Neste ponto, voltamos à pergunta que Orlick e Broto fazem suscitar: quais valores estão por trás de uma prática corporal e que formação o aluno pode ter com ela? Um esporte que vem de outra cultura e que pode ser uma resposta positiva à pergunta realizada é um esporte que bebe da mesma fonte cultural que o Futebol Americano e, embora seja mais recente, pode contribuir muito com a formação dos alunos, independente do contexto social em que vivem: o Ultimate Frisbee!

O Frisbee surgiu de uma brincadeira entre funcionários de uma fábrica de discos de papelão (chamada Frisbee) que começaram a jogar os discos entre si. Desse jogo, algumas variações surgiram ao longo do tempo, mas a que nos interessa neste momento é o Ultimate Frisbee. Farei uma breve explicação das regras para que possamos compartilhar dos mesmos signos e fazermos a leitura do esporte.

O Ultimate é um esporte que se joga em duas equipes de sete jogadores e cujo objetivo é conquistar o território passando-se o disco entre os jogadores até um deles chegar na Zona de Pontuação e receber o disco (touchdown), tal qual o Futebol Americano. O jogo tem aproximadamente 1h30min de duração e é jogado em um campo de proporções similares à metade de um campo de futebol (cortando-se pela metade no sentido longitudinal do campo). Quem fizer mais pontos ao final do tempo de jogo torna-se o vencedor. O jogador que estiver de posse do disco não poderá andar com ele, podendo apenas manter um pé fixo no chão (pé de apoio) enquanto o outro pé o ajuda a ganhar a mobilidade necessária para fazer o passe ou lançamento do disco evitando a marcação. Quando um jogador recebe o passe ou lançamento, ele pode dar quantos passos quiser para se equilibrar, não havendo uma regra específica de passos para isso. Em relação à defesa, o defensor não pode tirar o disco da mão do atacante nem bater no mesmo, recuperando o disco apenas quando esse cai no chão, ou quando algum defensor o intercepta. O contato físico que atrapalha o movimento do jogador, seja de defesa ou ataque, é considerado falta. Como última regra a destacar, vale dizer que o atacante pode ficar dez segundos com o disco na mão para lançá-lo e que esse tempo é contado pelo marcador que está próximo a esse atacante de posse do disco.

Compartilhando do entendimento desse jogo, passo a destacar alguns pontos importantes que revelam valores que estão por trás dessa prática. Primeiramente, não há um árbitro. Toda e qualquer decisão é tomada durante o jogo em conversa entre os jogadores, discutindo a situação em questão. Após a chegada de um CONSENSO, o jogo é reiniciado de forma que se tente estabelecer como o jogo teria prosseguido caso a situação que o interrompeu não tivesse acontecido.

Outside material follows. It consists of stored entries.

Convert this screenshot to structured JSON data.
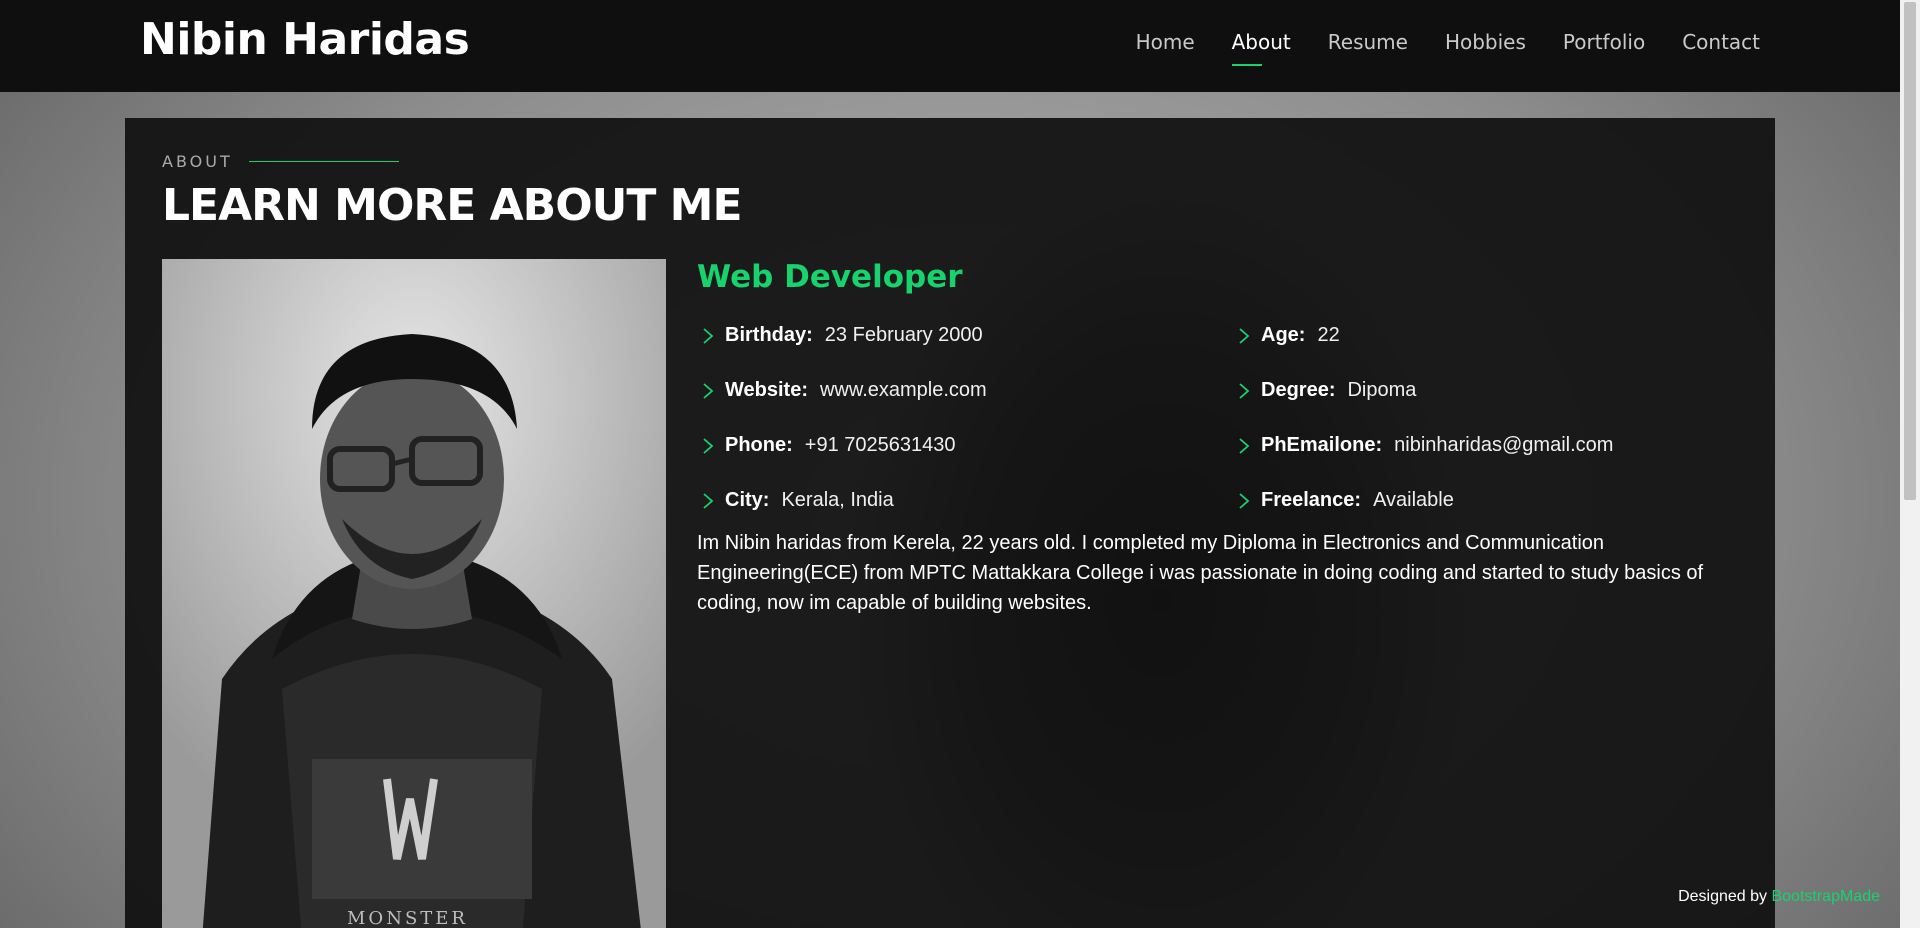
{
  "header": {
    "logo": "Nibin Haridas",
    "nav": [
      {
        "label": "Home"
      },
      {
        "label": "About"
      },
      {
        "label": "Resume"
      },
      {
        "label": "Hobbies"
      },
      {
        "label": "Portfolio"
      },
      {
        "label": "Contact"
      }
    ],
    "active": "About"
  },
  "about": {
    "label": "ABOUT",
    "title": "LEARN MORE ABOUT ME",
    "role": "Web Developer",
    "left": [
      {
        "key": "Birthday:",
        "value": "23 February 2000"
      },
      {
        "key": "Website:",
        "value": "www.example.com"
      },
      {
        "key": "Phone:",
        "value": "+91 7025631430"
      },
      {
        "key": "City:",
        "value": "Kerala, India"
      }
    ],
    "right": [
      {
        "key": "Age:",
        "value": "22"
      },
      {
        "key": "Degree:",
        "value": "Dipoma"
      },
      {
        "key": "PhEmailone:",
        "value": "nibinharidas@gmail.com"
      },
      {
        "key": "Freelance:",
        "value": "Available"
      }
    ],
    "bio": "Im Nibin haridas from Kerela, 22 years old. I completed my Diploma in Electronics and Communication Engineering(ECE) from MPTC Mattakkara College i was passionate in doing coding and started to study basics of coding, now im capable of building websites."
  },
  "credits": {
    "prefix": "Designed by ",
    "link": "BootstrapMade"
  },
  "colors": {
    "accent": "#18d26e",
    "header_bg": "#0f0f0f",
    "card_bg": "#101010"
  }
}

Retomando a regra que o jogador que recebe o disco pode dar alguns passos para se equilibrar sem um número pré-estabelecido, como isso se desenrola no jogo? O que impede o jogador de dar alguns passos a mais para ganhar território, mesmo após o equilíbrio ter sido reestabelecido? A primeira resposta é a ética esportiva. Parte-se do princípio de que o jogador será ético e honesto, não se fazendo valer de irregularidades (ou no termo mais brasileiro, malandragens) para vencer o jogo. Também se torna um caso de discussão caso o adversário conteste o lance, retomando o primeiro exemplo da resolução por consenso.

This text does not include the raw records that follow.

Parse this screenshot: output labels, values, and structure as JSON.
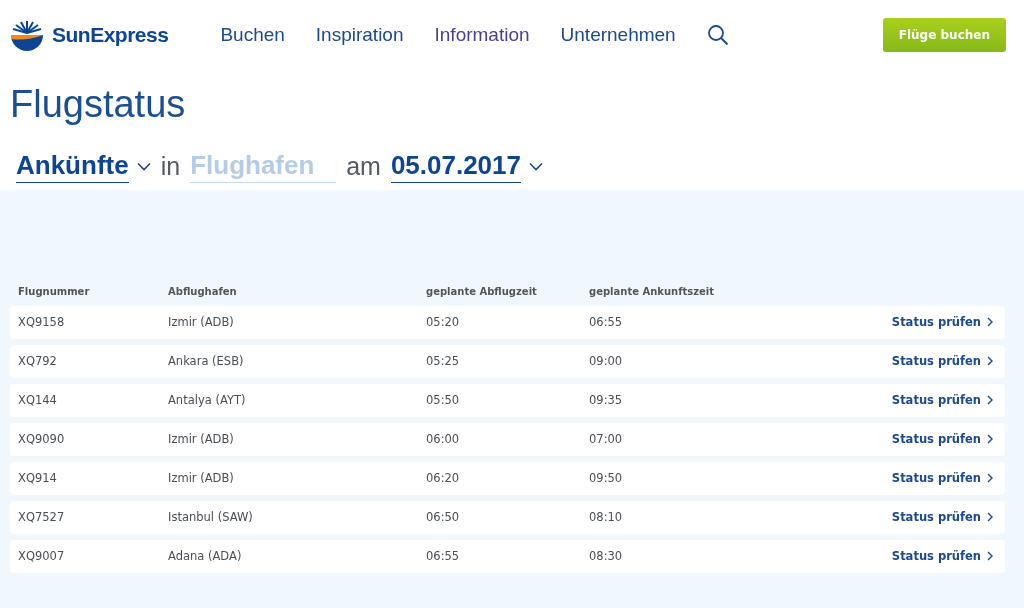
{
  "header": {
    "brand": "SunExpress",
    "nav": [
      {
        "label": "Buchen"
      },
      {
        "label": "Inspiration"
      },
      {
        "label": "Information"
      },
      {
        "label": "Unternehmen"
      }
    ],
    "cta": "Flüge buchen"
  },
  "title": "Flugstatus",
  "filter": [
    {
      "kind": "dropdown",
      "value": "Ankünfte"
    },
    {
      "kind": "word",
      "text": "in"
    },
    {
      "kind": "input",
      "placeholder": "Flughafen"
    },
    {
      "kind": "word",
      "text": "am"
    },
    {
      "kind": "dropdown",
      "value": "05.07.2017"
    }
  ],
  "table": {
    "columns": [
      "Flugnummer",
      "Abflughafen",
      "geplante Abflugzeit",
      "geplante Ankunftszeit"
    ],
    "rows": [
      {
        "cells": [
          "XQ9158",
          "Izmir (ADB)",
          "05:20",
          "06:55"
        ],
        "action": "Status prüfen"
      },
      {
        "cells": [
          "XQ792",
          "Ankara (ESB)",
          "05:25",
          "09:00"
        ],
        "action": "Status prüfen"
      },
      {
        "cells": [
          "XQ144",
          "Antalya (AYT)",
          "05:50",
          "09:35"
        ],
        "action": "Status prüfen"
      },
      {
        "cells": [
          "XQ9090",
          "Izmir (ADB)",
          "06:00",
          "07:00"
        ],
        "action": "Status prüfen"
      },
      {
        "cells": [
          "XQ914",
          "Izmir (ADB)",
          "06:20",
          "09:50"
        ],
        "action": "Status prüfen"
      },
      {
        "cells": [
          "XQ7527",
          "Istanbul (SAW)",
          "06:50",
          "08:10"
        ],
        "action": "Status prüfen"
      },
      {
        "cells": [
          "XQ9007",
          "Adana (ADA)",
          "06:55",
          "08:30"
        ],
        "action": "Status prüfen"
      }
    ]
  }
}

Nas questões relativas a outras violações, é importante destacar duas atitudes muito comuns nos jogos: uma falta, em sua grande maioria, vem seguida de um pedido de desculpas e após uma violação, há um momento de conversa e esclarecimento do ocorrido, principalmente nas situações que envolvem pessoas inexperientes. Vejamos com cuidado a situação: um adversário ensina o outro sobre o porquê foi falta ao mesmo tempo em que o outro compreende e aprende com a situação!

Nas equipes, como em todo jogo coletivo, existe a necessidade de um alto grau de cooperação. No caso do Ultimate Frisbee, esse grau se eleva, já que o jogador não pode se locomover com o disco na mão, dando a todos os jogadores importância tática e técnica.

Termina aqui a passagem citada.